In “Per un’etica condivisa” Bianchi partendo dall’osservazione dello scontro in atto tra laici e credenti cristiani e tra credenti cristiani e non cristiani, si interroga sulle possibilità odierne del dialogo e sui suoi presupposti.

Pur non tacendo le molte caratteristiche negative della società contemporanea quali la mancanza di orizzonti comuni schiacciati tra l’individualismo indifferente e l’edonismo egoista, ricorda che è solo riconoscendo la pluralità dei valori presenti nella società e riconoscendo che anche i non cristiani possono essere portatori di etica che si può stare nel mondo secondo lo statuto evangelico. La via del giudizio, del disprezzo, del rifiuto è una via contraria all’insegnamento di Cristo.

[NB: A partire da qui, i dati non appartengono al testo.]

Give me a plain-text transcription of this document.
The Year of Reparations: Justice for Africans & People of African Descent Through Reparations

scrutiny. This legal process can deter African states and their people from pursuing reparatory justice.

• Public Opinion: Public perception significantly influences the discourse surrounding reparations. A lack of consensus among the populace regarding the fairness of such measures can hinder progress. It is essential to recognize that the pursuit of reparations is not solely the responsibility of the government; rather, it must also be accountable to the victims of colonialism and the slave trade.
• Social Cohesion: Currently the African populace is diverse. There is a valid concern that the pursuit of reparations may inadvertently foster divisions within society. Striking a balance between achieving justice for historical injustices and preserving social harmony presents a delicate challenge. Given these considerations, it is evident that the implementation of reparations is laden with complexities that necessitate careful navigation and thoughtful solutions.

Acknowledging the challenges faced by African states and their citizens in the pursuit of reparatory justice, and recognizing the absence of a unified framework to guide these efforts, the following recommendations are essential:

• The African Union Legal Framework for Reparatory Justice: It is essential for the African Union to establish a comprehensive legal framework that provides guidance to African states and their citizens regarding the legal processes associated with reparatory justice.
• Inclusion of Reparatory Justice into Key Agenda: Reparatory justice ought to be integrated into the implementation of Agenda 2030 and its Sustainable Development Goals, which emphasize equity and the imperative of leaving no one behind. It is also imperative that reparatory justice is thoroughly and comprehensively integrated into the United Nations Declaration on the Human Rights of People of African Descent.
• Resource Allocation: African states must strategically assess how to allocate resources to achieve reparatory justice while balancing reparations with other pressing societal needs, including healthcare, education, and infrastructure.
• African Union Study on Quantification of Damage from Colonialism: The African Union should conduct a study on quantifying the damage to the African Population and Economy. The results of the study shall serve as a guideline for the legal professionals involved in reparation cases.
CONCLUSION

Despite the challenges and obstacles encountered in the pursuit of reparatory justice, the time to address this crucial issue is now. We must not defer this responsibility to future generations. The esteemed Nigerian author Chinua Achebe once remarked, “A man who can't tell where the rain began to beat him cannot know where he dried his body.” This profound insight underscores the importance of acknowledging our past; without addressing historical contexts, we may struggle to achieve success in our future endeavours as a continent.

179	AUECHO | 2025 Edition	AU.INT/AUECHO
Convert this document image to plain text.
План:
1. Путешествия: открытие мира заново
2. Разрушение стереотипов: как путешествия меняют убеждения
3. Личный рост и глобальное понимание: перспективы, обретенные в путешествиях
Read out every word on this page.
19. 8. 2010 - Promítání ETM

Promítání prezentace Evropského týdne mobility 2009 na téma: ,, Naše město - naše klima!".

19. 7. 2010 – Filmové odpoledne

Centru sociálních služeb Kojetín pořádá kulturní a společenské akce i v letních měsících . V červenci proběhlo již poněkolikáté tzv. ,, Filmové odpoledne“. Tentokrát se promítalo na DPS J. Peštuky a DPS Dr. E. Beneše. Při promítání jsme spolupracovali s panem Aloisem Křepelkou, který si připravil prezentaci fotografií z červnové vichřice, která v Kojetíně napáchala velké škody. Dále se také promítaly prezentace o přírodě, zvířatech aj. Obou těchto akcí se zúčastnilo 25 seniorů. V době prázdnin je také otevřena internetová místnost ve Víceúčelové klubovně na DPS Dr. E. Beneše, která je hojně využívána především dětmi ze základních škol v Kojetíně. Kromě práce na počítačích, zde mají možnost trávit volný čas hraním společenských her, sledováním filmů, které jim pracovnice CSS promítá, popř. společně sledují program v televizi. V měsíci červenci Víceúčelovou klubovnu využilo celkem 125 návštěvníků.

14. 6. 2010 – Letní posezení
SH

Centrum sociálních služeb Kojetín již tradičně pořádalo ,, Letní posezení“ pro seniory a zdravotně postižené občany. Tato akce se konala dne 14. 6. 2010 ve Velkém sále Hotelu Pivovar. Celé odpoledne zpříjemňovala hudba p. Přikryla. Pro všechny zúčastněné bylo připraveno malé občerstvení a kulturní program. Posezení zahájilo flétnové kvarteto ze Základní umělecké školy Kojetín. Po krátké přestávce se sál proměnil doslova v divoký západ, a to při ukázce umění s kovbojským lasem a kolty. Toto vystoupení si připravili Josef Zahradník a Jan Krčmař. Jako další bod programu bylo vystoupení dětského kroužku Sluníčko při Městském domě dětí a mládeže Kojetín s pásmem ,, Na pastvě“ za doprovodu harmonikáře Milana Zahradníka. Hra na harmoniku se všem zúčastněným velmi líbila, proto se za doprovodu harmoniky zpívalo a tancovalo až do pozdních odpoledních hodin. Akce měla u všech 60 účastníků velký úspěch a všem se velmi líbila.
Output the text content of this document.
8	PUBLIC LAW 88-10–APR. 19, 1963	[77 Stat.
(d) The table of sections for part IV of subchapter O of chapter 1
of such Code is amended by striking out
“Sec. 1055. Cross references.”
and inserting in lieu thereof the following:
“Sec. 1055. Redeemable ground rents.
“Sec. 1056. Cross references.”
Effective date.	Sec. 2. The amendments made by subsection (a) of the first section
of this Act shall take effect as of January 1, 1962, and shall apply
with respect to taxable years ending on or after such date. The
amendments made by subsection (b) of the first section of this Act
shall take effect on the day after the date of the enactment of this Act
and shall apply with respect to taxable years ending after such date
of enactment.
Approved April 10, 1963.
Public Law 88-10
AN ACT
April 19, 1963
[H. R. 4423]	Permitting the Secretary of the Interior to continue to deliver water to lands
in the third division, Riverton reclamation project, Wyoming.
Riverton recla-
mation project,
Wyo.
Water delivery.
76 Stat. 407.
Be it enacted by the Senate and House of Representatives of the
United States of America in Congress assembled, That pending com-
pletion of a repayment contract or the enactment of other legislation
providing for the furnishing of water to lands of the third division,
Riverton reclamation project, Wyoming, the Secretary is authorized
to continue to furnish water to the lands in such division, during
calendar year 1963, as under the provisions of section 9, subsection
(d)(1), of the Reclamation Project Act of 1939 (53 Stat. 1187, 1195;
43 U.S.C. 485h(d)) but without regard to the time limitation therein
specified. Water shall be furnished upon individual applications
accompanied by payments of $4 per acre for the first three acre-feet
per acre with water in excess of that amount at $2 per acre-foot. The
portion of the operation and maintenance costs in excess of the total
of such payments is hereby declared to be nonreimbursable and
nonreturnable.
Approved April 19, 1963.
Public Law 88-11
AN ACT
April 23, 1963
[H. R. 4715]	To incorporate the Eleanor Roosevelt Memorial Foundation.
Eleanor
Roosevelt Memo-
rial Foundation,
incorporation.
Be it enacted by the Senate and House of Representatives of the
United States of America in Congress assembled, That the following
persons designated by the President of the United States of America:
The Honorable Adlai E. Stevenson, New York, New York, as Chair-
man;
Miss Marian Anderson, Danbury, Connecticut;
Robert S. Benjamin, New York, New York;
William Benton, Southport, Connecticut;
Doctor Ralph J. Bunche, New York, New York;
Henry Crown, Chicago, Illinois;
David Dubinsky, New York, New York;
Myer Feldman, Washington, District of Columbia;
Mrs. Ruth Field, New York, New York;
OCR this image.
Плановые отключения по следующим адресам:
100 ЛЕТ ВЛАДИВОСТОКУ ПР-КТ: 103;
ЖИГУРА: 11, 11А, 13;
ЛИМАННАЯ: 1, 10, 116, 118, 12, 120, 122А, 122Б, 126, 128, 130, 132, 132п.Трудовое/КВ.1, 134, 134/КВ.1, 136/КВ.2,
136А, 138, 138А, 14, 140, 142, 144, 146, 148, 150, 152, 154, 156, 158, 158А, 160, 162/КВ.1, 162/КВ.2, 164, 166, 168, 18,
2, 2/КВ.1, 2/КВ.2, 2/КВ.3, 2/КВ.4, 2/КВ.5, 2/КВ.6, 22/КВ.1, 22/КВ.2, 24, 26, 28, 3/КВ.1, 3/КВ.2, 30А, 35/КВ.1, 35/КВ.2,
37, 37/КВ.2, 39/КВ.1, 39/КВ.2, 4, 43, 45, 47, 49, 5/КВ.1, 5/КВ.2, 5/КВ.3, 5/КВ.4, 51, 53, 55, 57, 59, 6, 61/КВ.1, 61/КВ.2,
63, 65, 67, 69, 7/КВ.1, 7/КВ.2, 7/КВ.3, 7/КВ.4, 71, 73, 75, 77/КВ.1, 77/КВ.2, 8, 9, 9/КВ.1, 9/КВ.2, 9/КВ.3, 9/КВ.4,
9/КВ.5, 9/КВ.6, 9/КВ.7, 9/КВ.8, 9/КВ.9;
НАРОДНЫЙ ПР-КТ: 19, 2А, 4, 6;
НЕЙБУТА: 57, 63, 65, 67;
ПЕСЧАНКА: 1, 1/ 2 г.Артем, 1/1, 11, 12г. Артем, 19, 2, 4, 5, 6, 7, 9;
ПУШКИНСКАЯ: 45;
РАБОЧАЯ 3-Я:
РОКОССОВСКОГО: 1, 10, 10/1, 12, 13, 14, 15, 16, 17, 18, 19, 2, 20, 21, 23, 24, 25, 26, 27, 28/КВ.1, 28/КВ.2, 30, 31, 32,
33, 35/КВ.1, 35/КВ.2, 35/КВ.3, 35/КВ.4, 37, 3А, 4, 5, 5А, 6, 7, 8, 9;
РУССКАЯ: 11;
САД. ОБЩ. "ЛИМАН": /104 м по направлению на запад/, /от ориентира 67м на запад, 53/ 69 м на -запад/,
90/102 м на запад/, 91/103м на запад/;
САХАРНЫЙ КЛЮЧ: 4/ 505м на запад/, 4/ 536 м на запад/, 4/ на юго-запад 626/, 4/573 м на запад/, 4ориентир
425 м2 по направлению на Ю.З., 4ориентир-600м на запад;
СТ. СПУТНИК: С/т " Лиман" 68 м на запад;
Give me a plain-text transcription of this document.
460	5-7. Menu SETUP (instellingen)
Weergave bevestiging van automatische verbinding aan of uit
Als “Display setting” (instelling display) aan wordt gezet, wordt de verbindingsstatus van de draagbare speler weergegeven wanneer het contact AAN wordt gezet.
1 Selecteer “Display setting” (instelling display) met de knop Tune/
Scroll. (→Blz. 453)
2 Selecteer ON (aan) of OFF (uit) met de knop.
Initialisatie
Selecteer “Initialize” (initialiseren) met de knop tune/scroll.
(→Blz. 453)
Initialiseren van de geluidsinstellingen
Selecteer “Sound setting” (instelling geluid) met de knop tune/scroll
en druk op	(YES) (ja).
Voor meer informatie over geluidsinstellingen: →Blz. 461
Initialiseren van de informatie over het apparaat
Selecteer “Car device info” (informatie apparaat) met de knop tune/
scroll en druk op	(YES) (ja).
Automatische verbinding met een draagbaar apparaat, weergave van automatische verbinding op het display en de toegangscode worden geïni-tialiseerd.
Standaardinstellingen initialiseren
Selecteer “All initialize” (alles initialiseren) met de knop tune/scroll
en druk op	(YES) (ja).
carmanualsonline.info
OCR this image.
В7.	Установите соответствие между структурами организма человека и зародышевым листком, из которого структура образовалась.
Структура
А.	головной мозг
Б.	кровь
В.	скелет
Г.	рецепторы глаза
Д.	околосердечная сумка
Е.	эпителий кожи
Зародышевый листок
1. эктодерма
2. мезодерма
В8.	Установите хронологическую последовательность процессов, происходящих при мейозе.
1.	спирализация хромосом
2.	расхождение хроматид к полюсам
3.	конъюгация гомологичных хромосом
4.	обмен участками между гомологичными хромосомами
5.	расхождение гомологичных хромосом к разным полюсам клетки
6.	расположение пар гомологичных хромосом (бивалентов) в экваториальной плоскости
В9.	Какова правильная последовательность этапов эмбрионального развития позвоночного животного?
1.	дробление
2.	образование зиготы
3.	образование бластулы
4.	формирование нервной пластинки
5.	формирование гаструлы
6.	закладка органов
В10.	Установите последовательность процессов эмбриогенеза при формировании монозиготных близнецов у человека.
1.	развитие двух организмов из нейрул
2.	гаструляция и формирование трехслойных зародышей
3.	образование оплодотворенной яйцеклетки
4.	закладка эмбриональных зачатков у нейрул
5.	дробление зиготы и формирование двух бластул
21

Bianchi cerca di rispondere a domande sul ruolo della Chiesa e dei cristiani nella società post-cristiana, analizza le molte responsabilità del mondo cattolico nel rendersi incomprensibile o non interessante al mondo laico, richiamando la centralità della testimonianza e dell’aderenza al dettato evangelico.

Scegliendo qua e là troviamo affermazioni che colpiscono, che stupiscono il mondo laico, ma non di meno un certo mondo cristiano.

“Non è la fede in Dio a determinare la felicità o l’infelicità di un essere umano” oppure “Non è la fede in Dio l’unica istanza capace di frenare il decadentismo morale”. Affermazioni di cui Bianchi dà ragione riconducendole alla possibilità di una spiritualità non religiosa come vita interiore profonda dell’uomo anche non credente creato a immagine e somiglianza di Dio.

E ancora:

“La laicità (dello Stato) appare a tutti necessaria come luogo di rispetto (…). Lo Stato deve essere laico”;

“ La Chiesa non può e non deve pretendere di imporre alla società il suo punto di vista etico”;

“Se ogni volta che si esprimono sulla sessualità, i cristiani enumerano divieti conditi da un idealismo non reale, allora non formano coscienze, non danno chiavi di lettura per il discernimento tra il bene ed il male”.

Un libro che, richiamando i cristiani alla testimonianza evangelica attraverso parole ed opere affinché possa emergere nell’altro quell’immagine di Dio che anche il non cristiano porta con sé, contribuisce allo svelamento di quel Volto, di quello stile che è lo stile del Dio rivelato in Gesù Cristo.